Il Glutine è una lipoproteina, presente in molti cereali, composta da due proteine:

  • La gliadina presente nel frumento
  • La glutenina presente nel farro, segale e orzo
Malattie conseguenti all’assunsione di cibi contenenti glutine:
  • Celiachia ed Ipersensibilità al glutine (gluten sensivity)

Celiachia

È un’infiammazione acuta intestinale permanente al glutine e derivati in soggetti geneticamente predisposti. L’evoluzione è verso l’atrofia dei villi della mucosa intestinale.

La forma dell’adulto e del bambino

Sintomi nel bambino
Non appena il bambino sarà a contatto col glutine compariranno:

  • Sintomi tipici: diarrea, vomito, gonfiore addominale, anemia, stanchezza, inappetenza, magrezza, edemi, irritabilità.
  • Sintomi atipici: eczemi della pelle, coliche addome, afte recidivanti, ritardo pubertà, bassa statura.

Sintomi nell’adulto
La malattia si presenta spesso in maniera sfumata o viene riscontrata  casualmente. Si manifesta frequentemente con sintomi aspecifici quali astenia e/o anemia In minor numero di casi vi è comparsa di sintomatologia addominale classica.

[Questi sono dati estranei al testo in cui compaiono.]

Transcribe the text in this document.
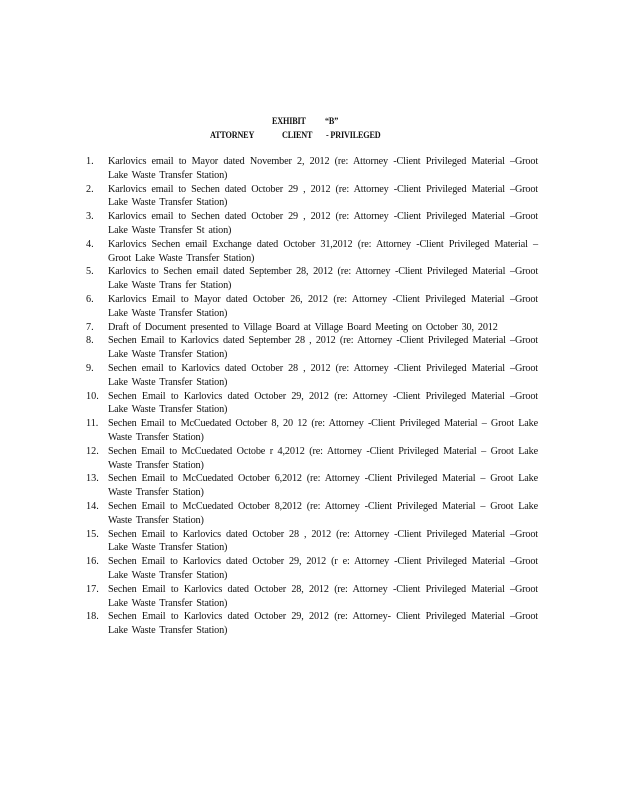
EXHIBIT “B”
ATTORNEY	CLIENT - PRIVILEGED
1.	Karlovics email to Mayor dated November 2, 2012 (re: Attorney -Client Privileged Material –Groot Lake Waste Transfer Station)
2.	Karlovics email to Sechen dated October 29 , 2012 (re: Attorney -Client Privileged Material –Groot Lake Waste Transfer Station)
3.	Karlovics email to Sechen dated October 29 , 2012 (re: Attorney -Client Privileged Material –Groot Lake Waste Transfer St ation)
4.	Karlovics Sechen email Exchange dated October 31,2012 (re: Attorney -Client Privileged Material –Groot Lake Waste Transfer Station)
5.	Karlovics to Sechen email dated September 28, 2012 (re: Attorney -Client Privileged Material –Groot Lake Waste Trans fer Station)
6.	Karlovics Email to Mayor dated October 26, 2012 (re: Attorney -Client Privileged Material –Groot Lake Waste Transfer Station)
7.	Draft of Document presented to Village Board at Village Board Meeting on October 30, 2012
8.	Sechen Email to Karlovics dated September 28 , 2012 (re: Attorney -Client Privileged Material –Groot Lake Waste Transfer Station)
9.	Sechen email to Karlovics dated October 28 , 2012 (re: Attorney -Client Privileged Material –Groot Lake Waste Transfer Station)
10. Sechen Email to Karlovics dated October 29, 2012 (re: Attorney -Client Privileged Material –Groot Lake Waste Transfer Station)
11. Sechen Email to McCuedated October 8, 20 12 (re: Attorney -Client Privileged Material – Groot Lake Waste Transfer Station)
12. Sechen Email to McCuedated Octobe r 4,2012 (re: Attorney -Client Privileged Material – Groot Lake Waste Transfer Station)
13. Sechen Email to McCuedated October 6,2012 (re: Attorney -Client Privileged Material – Groot Lake Waste Transfer Station)
14. Sechen Email to McCuedated October 8,2012 (re: Attorney -Client Privileged Material – Groot Lake Waste Transfer Station)
15. Sechen Email to Karlovics dated October 28 , 2012 (re: Attorney -Client Privileged Material –Groot Lake Waste Transfer Station)
16. Sechen Email to Karlovics dated October 29, 2012 (r e: Attorney -Client Privileged Material –Groot Lake Waste Transfer Station)
17. Sechen Email to Karlovics dated October 28, 2012 (re: Attorney -Client Privileged Material –Groot Lake Waste Transfer Station)
18. Sechen Email to Karlovics dated October 29, 2012 (re: Attorney- Client Privileged Material –Groot Lake Waste Transfer Station)
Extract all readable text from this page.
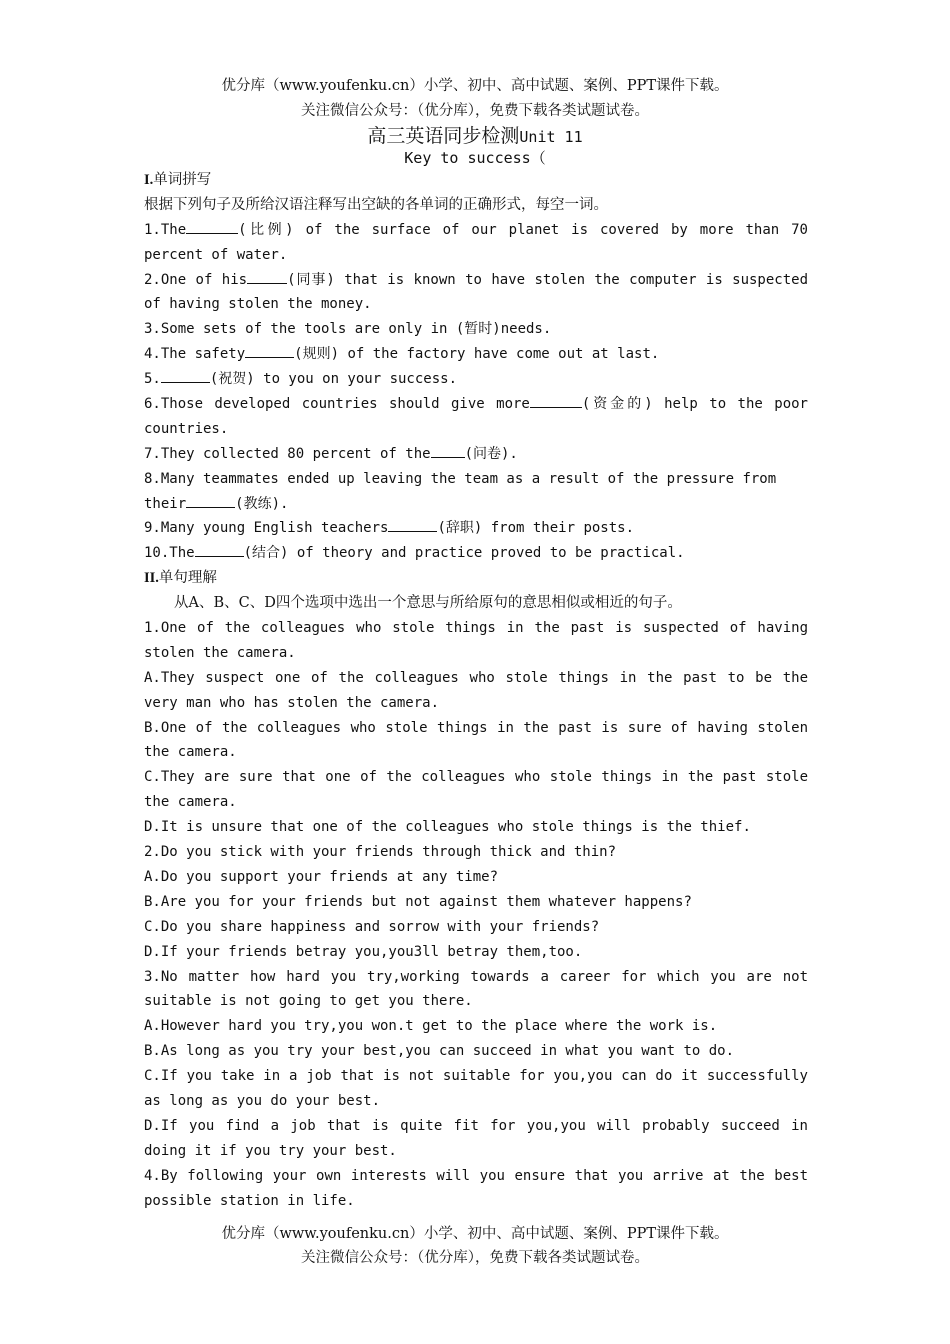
优分库（www.youfenku.cn）小学、初中、高中试题、案例、PPT课件下载。
关注微信公众号：（优分库），免费下载各类试题试卷。
高三英语同步检测Unit 11
Key to success（
I.单词拼写
根据下列句子及所给汉语注释写出空缺的各单词的正确形式，每空一词。
1.The	(比例) of the surface of our planet is covered by more than 70
percent of water.
2.One of his	(同事) that is known to have stolen the computer is suspected
of having stolen the money.
3.Some sets of the tools are only in (暂时)needs.
4.The safety	(规则) of the factory have come out at last.
5.	(祝贺) to you on your success.
6.Those developed countries should give more	(资金的) help to the poor
countries.
7.They collected 80 percent of the (问卷).
8.Many teammates ended up leaving the team as a result of the pressure from
their	(教练).
9.Many young English teachers	(辞职) from their posts.
10.The	(结合) of theory and practice proved to be practical.
II.单句理解
从A、B、C、D四个选项中选出一个意思与所给原句的意思相似或相近的句子。
1.One of the colleagues who stole things in the past is suspected of having
stolen the camera.
A.They suspect one of the colleagues who stole things in the past to be the
very man who has stolen the camera.
B.One of the colleagues who stole things in the past is sure of having stolen
the camera.
C.They are sure that one of the colleagues who stole things in the past stole
the camera.
D.It is unsure that one of the colleagues who stole things is the thief.
2.Do you stick with your friends through thick and thin?
A.Do you support your friends at any time?
B.Are you for your friends but not against them whatever happens?
C.Do you share happiness and sorrow with your friends?
D.If your friends betray you,you3ll betray them,too.
3.No matter how hard you try,working towards a career for which you are not
suitable is not going to get you there.
A.However hard you try,you won.t get to the place where the work is.
B.As long as you try your best,you can succeed in what you want to do.
C.If you take in a job that is not suitable for you,you can do it successfully
as long as you do your best.
D.If you find a job that is quite fit for you,you will probably succeed in
doing it if you try your best.
4.By following your own interests will you ensure that you arrive at the best
possible station in life.
优分库（www.youfenku.cn）小学、初中、高中试题、案例、PPT课件下载。
关注微信公众号：（优分库），免费下载各类试题试卷。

  • Sintomi gastrointestinali: diarrea, dolore e distensione addominale, stanchezza.
  • Sintomi atipici: anemia, alopecia, osteoporosi, crampi muscolari, nevriti, disordini apparato riproduttivo, dermatite erpetiforme
La diagnosi

La diagnostica di laboratorio permette la diagnosi con quasi certezza. Gli esami di laboratorio positivi:

  • Esami genetici (HLA DQ2, HLA DQ8)
  • Antitransglutaminasi IgA
  • Antigliadina
  • Biopsia digiuno-intestinale

Ipersensibilità al glutine

L’ipersensibilità (o anche conosciuta col vecchio termine di “intolleranza al glutine”) si presenta con disturbi prevalentemente intestinali, che sono spesso etichettati come “colon irritabile”.  Sono spesso presenti cefalea, stanchezza, dolori reumatici, depressione. La scomparsa o il miglioramento dei sintomi si ha sospendendo o riducendo gli alimenti contenenti glutine.

È un’allergia?
Non è un’allergia perché non sono coinvolti gli Anticorpi IgE, cioè gli anticorpi tipici delle reazioni allergiche che avvengono già dopo pochi minuti dall’assunsione del cibo.

Gli accertamenti nell’ipersensibilità al glutine
Pur essendo coinvolto l’intestino la colonscopia e gli esami del sangue sono nella norma. Bisogna eseguire i test dell’ultima generazione ematici che rilevano gli anticorbi Baff e Paf (test Recaller).

La dieta nell’ipersensibilità al glutine
Diversamente che dalla celiachia nell’ipersensibilità al glutine, il glutine può anche essere assunto ma in basse quantità e con modalità che solo il medico nutrizionista indicherà al singolo paziente.

Possibilità di guarigione
Non trattandosi di un’allergia la guarigione è possibile. L’importante sarà non seguire drastiche diete di eliminazione. Io utilizzo da molti anni, con buoni risultati, l’alimentazione a “rotazione”. È un metodo di dolce svezzamento che avviene con modalità graduali sino a far perdere l’ipersensibilità verso il glutine


Errori da non commettere:  Gluteen Free per sempre

In uno studio appena pubblicato sul Journal of Pediatrics, il gastroenterologo americano Dr Norelle R. Reilly del Centro Medico della Columbia University ha comunicato che, mentre il celiaco non può assumere cibo col glutine a vita, negli altri casi non necessari, bisogna sapere che:

  • non ci sono prove che gli alimenti trasformati senza glutine sono più sani
  • non vi sono dati per la salute o benefici nutrizionali di una dieta priva di glutine
Peso e assunsione di cibi gluteen free

Gli alimenti senza glutine consengono spesso una maggiore quantità di grassi e zuccheri. Le conseguenze sono una perdità di funzione dell’insulina nota col termine di insulinoresistenza. Sovrappeso, obesità, diabete, sindrome metabolica, sono le conseguenze di una dieta priva di glutine.

Bisogna rivolgersi ad un medico nutrizionista per seguire un piano alimentare con cui potersi alimentare con derivati dai cereali ma che non siano alternativi: riso, mais, legumi possono essere una sana alternativa. Ma ciò non basta. La carenza di glutine può anche portare a deficit di vitamine del gruppo B, acido folico, ferro e altri antiossidanti necessari.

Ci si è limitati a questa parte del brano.